Officials announced today (Friday, Jan.13) that the active diesel-fuel cleanup effort at Strawberry Creek is winding down as the operation moves to a monitoring and maintenance phase.
That decision was reached by the coordinating agencies and entities involved in the cleanup, including the University of California, Berkeley; the U.S. Environmental Protection Agency; the U.S. Coast Guard; the state Department of Fish and Game; and the city of Berkeley.
During the monitoring phase, authorities will continue to inspect the creek and will address any areas of concern as needed. According to Dave Price, an environmental specialist with Fish and Game, “Continuing with additional or more aggressive cleanup efforts may damage the creek’s natural habitat more than it would help. At this point, letting weathering and the natural flow of the creek remove the last bits of remaining fuel will help the creek recover.” Spill booms and sorbents will remain in place to help recover any sheen and fuel that may still be trapped within the creek.
To date, work crews have recovered approximately 1,000 gallons of the 1,650 gallons of diesel fuel that spilled from a malfunctioning emergency generator system in UC Berkeley’s Stanley Hall on Dec. 10. Oil spilled down to the basement’s storm-water pumps and into Strawberry Creek, which runs through campus and the city of Berkeley to San Francisco Bay.

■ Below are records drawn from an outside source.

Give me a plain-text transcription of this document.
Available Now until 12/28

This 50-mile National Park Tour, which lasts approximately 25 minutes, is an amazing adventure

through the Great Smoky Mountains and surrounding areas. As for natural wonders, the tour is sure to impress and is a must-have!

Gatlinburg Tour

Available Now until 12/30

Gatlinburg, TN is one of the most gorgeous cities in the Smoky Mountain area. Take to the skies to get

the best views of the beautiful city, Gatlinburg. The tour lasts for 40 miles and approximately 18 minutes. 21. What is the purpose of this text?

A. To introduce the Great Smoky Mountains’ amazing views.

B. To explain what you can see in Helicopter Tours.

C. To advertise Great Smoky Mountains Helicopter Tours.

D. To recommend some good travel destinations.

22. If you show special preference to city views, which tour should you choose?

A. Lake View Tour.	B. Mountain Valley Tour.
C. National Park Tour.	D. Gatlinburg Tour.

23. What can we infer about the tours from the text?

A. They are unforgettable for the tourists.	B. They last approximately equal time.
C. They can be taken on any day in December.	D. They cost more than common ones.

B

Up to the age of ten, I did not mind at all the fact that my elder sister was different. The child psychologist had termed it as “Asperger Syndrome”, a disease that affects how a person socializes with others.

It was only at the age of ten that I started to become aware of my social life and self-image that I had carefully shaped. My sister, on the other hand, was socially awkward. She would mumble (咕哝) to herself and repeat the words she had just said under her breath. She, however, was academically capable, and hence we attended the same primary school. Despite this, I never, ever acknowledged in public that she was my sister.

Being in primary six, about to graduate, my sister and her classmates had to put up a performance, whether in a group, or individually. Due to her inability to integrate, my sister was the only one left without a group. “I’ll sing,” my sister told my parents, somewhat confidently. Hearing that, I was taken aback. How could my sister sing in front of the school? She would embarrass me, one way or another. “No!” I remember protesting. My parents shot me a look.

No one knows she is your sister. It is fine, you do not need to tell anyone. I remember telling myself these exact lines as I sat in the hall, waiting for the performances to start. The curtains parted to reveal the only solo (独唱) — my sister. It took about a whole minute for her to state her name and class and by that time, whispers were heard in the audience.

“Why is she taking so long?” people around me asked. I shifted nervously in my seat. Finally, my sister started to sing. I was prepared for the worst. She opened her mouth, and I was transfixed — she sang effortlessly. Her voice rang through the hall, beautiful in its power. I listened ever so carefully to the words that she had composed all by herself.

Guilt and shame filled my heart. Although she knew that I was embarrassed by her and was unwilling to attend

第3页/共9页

Experts with Fish and Game and the U.S. Coast Guard said an oil spill recovery of 20 percent is considered successful. In this case, almost 60 percent has been recovered.

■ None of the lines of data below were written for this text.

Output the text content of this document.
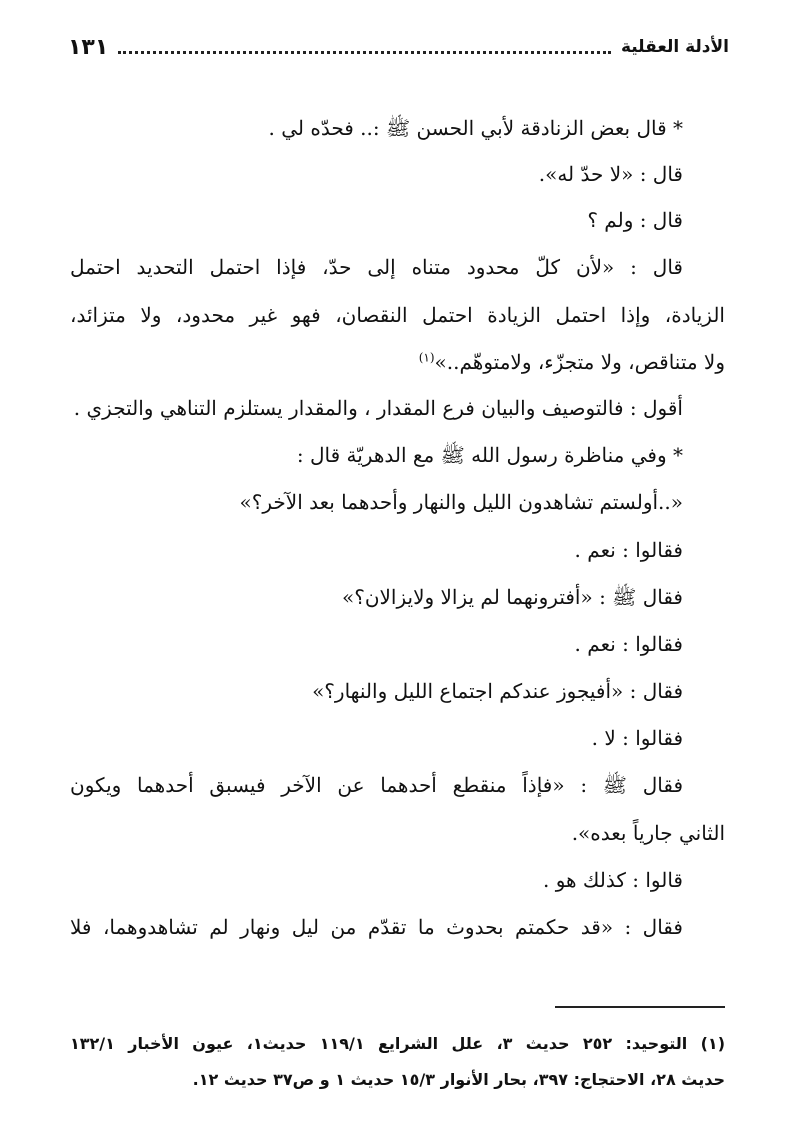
الأدلة العقلية
١٣١
* قال بعض الزنادقة لأبي الحسن ﷺ :.. فحدّه لي .
قال : «لا حدّ له».
قال : ولم ؟
قال : «لأن كلّ محدود متناه إلى حدّ، فإذا احتمل التحديد احتمل
الزيادة، وإذا احتمل الزيادة احتمل النقصان، فهو غير محدود، ولا متزائد،
ولا متناقص، ولا متجزّء، ولامتوهّم..»$^{(١)}$
أقول : فالتوصيف والبيان فرع المقدار ، والمقدار يستلزم التناهي والتجزي .
* وفي مناظرة رسول الله ﷺ مع الدهريّة قال :
«..أولستم تشاهدون الليل والنهار وأحدهما بعد الآخر؟»
فقالوا : نعم .
فقال ﷺ : «أفترونهما لم يزالا ولايزالان؟»
فقالوا : نعم .
فقال : «أفيجوز عندكم اجتماع الليل والنهار؟»
فقالوا : لا .
فقال ﷺ : «فإذاً منقطع أحدهما عن الآخر فيسبق أحدهما ويكون
الثاني جارياً بعده».
قالوا : كذلك هو .
فقال : «قد حكمتم بحدوث ما تقدّم من ليل ونهار لم تشاهدوهما، فلا
(١) التوحيد: ٢٥٢ حديث ٣، علل الشرايع ١١٩/١ حديث١، عيون الأخبار ١٣٢/١
حديث ٢٨، الاحتجاج: ٣٩٧، بحار الأنوار ١٥/٣ حديث ١ و ص٣٧ حديث ١٢.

A few floating spill booms with absorbent pads likely will remain for several more weeks in some locations along the creek and its San Francisco Bay outfall to capture small amounts of fuel that might still be released from the creekbed. These locations will continue to be closely monitored by the university and the city of Berkeley.
Although natural conditions such as rain flow are expected to remove any residual amounts of fuel from the creek and bay, evidence of the spill, including light sheen of diesel or occasional odors, may be present in some areas for weeks or months, according to agency officials.
Officials said that residents and visitors to the creek should avoid contact with the water until at least one significant storm passes though the region and always wash their hands after any contact with urban creek water.
Environmental experts will continue to monitor the creek’s recovery. That information will be posted on UC Berkeley’s Strawberry Creek website. Additional updates about the creek will be provided there as well.
Over the last few weeks, officials have noticed clear indicators that the creek is recovering. This includes lightening of the oil sheen’s tone, lessening of diesel odor, and the presence of fish and crayfish in portions of the creek that flow through campus. Additional ecological assessments will evaluate the extent of any ecological habitat impacts. No wildlife impacts have been reported.